# question on cycle types in $S_6$

I am given that G is a set of elements that commute with (12)(3456) in $S_6$, and asked following questions: i) Show that $G$ is a subgroup of $S_6$.

Attempt( I could just do the first subgroup test, which was trivial): a) So, $e$ commutes with (12)(3456) and thus $e$ $\in$ G, hence G is not empty.

The reason I could not proceed now is because I do not yet know what other elements belong G. Without knowing it, I do not know how to show that it is closed and inverse exists.

Question: How do I know what elements in $S_6$ commute with (12)(3456). Is this question the same as find the elements in $S_6$ that are conjugate with (12)(3456)?
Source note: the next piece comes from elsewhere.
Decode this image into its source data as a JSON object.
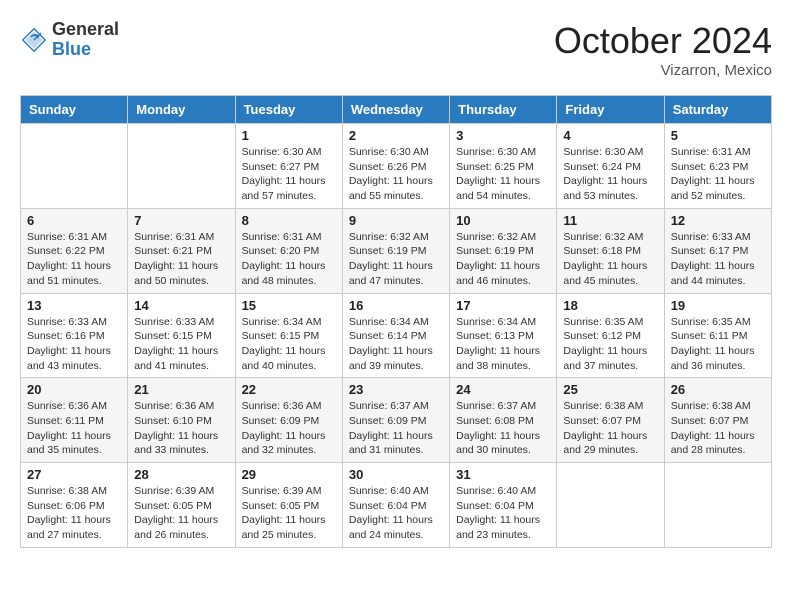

I am pretty sure that there is a neat idea to proceed instead of trying every possible combination, but I just do not see it.

• Have you been introduced to centralisers? – pureundergrad May 15 '18 at 20:55
• Let $\sigma = (12)(3456)$. Then, you are looking for elements of the form $f \in S_6$ such that $f\sigma = \sigma f$. You want to show that for any such $f$, you have $f^{-1}\sigma = \sigma f^{-1}$. Hint, multiply on the right by $\sigma^{-1}$, then multiply on the left by $f$. Then use the fact that $f$ commutes with $\sigma$. – InterstellarProbe May 15 '18 at 20:57
• Yes @pureundersgrad – Ufomammut May 15 '18 at 20:58
• There is a more general theorem which says the centraliser is a subgroup, you might want to look it up – pureundergrad May 15 '18 at 21:01
• There's nothing special about $(12)(3456)$. And there's nothing special about $S_6$ either. – Lord Shark the Unknown May 15 '18 at 21:14

Let $\sigma = (12)(3456)$. Then, you are looking for elements of the form $f \in S_6$ such that $f\sigma = \sigma f$. You want to show that for any such $f$, you have $f^{-1}\sigma=\sigma f^{-1}$.
Hint, multiply on the right by $\sigma^{-1}$, then multiply on the left by $f$. Then use the fact that $f$ commutes with $\sigma$.